Синий джип ездил все утро туда-сюда, пролетая мимо «Casa Mia», как какая-нибудь девочка-подросток, которую отпустили ночью погулять с друзьями. Белинда уже успела возненавидеть его элегантный силуэт и то, как он скользит вверх-вниз по холму со всей полноприводной уверенностью в себе.
Тем временем внизу, в долине, отчетливо видна чистая белая рубашка Лорен, которая стрелой носится по рубежам своих владений, переговариваясь с появившимися накануне вечером рабочими. Кажется, их там сотни; они копошатся, как личинки мух на разлагающемся теле.
Они расчищают чрезмерно разросшийся сад, спиливают старые деревья и складывают все валяющиеся на дороге камни в кузов желтого грузовичка. Их веселая, добродушная болтовня разносится вверх по склонам долины. Белинда готова поклясться, что слышит носовой выговор Лорен и ее странный ломкий смех; вместе с ней смеется также мужчина в бейсбольной кепке.
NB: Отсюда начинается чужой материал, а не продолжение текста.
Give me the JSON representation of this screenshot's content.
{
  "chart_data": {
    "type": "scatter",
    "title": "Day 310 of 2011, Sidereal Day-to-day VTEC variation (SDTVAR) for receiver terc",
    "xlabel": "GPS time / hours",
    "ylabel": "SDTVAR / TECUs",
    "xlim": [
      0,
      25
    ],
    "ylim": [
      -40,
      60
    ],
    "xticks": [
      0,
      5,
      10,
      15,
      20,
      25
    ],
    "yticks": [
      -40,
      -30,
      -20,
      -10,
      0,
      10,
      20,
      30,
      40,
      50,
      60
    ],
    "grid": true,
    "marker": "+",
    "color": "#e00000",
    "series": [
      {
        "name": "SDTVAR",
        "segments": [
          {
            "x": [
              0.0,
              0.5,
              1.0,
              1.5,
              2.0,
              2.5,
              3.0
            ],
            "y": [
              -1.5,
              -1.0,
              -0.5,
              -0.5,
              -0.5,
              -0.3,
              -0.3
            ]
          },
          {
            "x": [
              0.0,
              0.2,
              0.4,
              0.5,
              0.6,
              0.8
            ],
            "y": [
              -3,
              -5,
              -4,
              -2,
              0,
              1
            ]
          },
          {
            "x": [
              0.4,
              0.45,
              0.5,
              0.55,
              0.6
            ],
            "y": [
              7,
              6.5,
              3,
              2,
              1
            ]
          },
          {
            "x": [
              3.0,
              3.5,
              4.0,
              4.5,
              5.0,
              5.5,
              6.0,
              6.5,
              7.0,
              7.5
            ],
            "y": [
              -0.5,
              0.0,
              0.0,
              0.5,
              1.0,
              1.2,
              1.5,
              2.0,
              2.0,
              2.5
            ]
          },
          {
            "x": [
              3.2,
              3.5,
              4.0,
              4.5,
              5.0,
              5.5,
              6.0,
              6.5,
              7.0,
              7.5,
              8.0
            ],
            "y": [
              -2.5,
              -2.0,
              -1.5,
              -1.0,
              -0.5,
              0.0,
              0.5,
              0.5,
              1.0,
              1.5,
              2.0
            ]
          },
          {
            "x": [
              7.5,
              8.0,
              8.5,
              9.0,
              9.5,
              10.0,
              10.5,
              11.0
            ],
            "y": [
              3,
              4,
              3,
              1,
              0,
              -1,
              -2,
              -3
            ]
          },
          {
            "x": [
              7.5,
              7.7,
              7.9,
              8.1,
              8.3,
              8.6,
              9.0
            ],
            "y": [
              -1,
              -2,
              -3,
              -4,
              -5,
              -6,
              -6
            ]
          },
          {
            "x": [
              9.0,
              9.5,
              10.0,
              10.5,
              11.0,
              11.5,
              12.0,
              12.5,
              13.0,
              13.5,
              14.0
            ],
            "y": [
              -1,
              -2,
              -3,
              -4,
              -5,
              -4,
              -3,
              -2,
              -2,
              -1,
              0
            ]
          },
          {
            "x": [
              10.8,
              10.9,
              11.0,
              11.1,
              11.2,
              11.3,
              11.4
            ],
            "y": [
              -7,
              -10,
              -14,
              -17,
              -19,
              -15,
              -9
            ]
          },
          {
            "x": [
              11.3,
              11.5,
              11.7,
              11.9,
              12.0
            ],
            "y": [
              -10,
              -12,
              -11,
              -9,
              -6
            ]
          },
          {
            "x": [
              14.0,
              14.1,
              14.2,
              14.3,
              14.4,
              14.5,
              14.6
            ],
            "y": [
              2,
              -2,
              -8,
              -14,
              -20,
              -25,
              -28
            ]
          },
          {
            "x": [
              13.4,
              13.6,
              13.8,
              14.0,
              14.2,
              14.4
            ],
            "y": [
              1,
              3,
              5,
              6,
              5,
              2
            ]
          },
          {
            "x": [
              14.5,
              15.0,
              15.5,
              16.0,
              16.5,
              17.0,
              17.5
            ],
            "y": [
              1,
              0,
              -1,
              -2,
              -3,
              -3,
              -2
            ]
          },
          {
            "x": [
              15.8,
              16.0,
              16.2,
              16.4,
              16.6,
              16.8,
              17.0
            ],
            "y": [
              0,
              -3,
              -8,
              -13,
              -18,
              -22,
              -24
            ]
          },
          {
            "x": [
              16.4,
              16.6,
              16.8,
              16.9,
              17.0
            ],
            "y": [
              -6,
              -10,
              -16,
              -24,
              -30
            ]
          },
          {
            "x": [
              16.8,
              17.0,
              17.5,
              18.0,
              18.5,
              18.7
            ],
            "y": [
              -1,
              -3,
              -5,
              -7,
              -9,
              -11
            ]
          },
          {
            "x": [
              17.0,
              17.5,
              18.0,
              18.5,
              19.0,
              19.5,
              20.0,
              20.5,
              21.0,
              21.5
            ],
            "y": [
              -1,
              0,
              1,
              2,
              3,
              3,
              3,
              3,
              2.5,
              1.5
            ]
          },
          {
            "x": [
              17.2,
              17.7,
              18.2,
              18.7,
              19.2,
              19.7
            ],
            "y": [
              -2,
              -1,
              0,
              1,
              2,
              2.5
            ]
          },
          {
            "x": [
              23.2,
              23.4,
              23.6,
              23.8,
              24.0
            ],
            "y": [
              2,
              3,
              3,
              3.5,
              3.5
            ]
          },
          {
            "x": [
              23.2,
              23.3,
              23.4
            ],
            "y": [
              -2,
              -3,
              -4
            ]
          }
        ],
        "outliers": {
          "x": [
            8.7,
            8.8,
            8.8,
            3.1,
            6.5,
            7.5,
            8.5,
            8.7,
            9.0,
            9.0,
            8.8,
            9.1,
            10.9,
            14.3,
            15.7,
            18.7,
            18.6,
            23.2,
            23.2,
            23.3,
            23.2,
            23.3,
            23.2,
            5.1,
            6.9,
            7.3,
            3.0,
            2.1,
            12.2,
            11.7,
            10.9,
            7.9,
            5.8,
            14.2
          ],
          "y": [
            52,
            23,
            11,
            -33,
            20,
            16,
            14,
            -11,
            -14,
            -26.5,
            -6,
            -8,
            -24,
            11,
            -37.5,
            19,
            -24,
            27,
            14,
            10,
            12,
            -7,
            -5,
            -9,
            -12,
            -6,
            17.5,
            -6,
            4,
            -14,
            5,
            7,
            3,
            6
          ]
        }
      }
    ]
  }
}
Все это происходит слишком быстро, и потому не может ей нравиться.
Она энергично болтает кисточкой в банке, стуча по ее краям, как председатель, объявляющий очередного оратора, и окунает эту толстую, мокрую кисточку в ящик с красками. Белинда так сосредоточена на происходящем внизу, что невнимательно смотрит на палитру. Смелыми, широкими мазками водит кистью по небу, и комки черного вмешиваются в бледно-голубое, омрачая весь вид.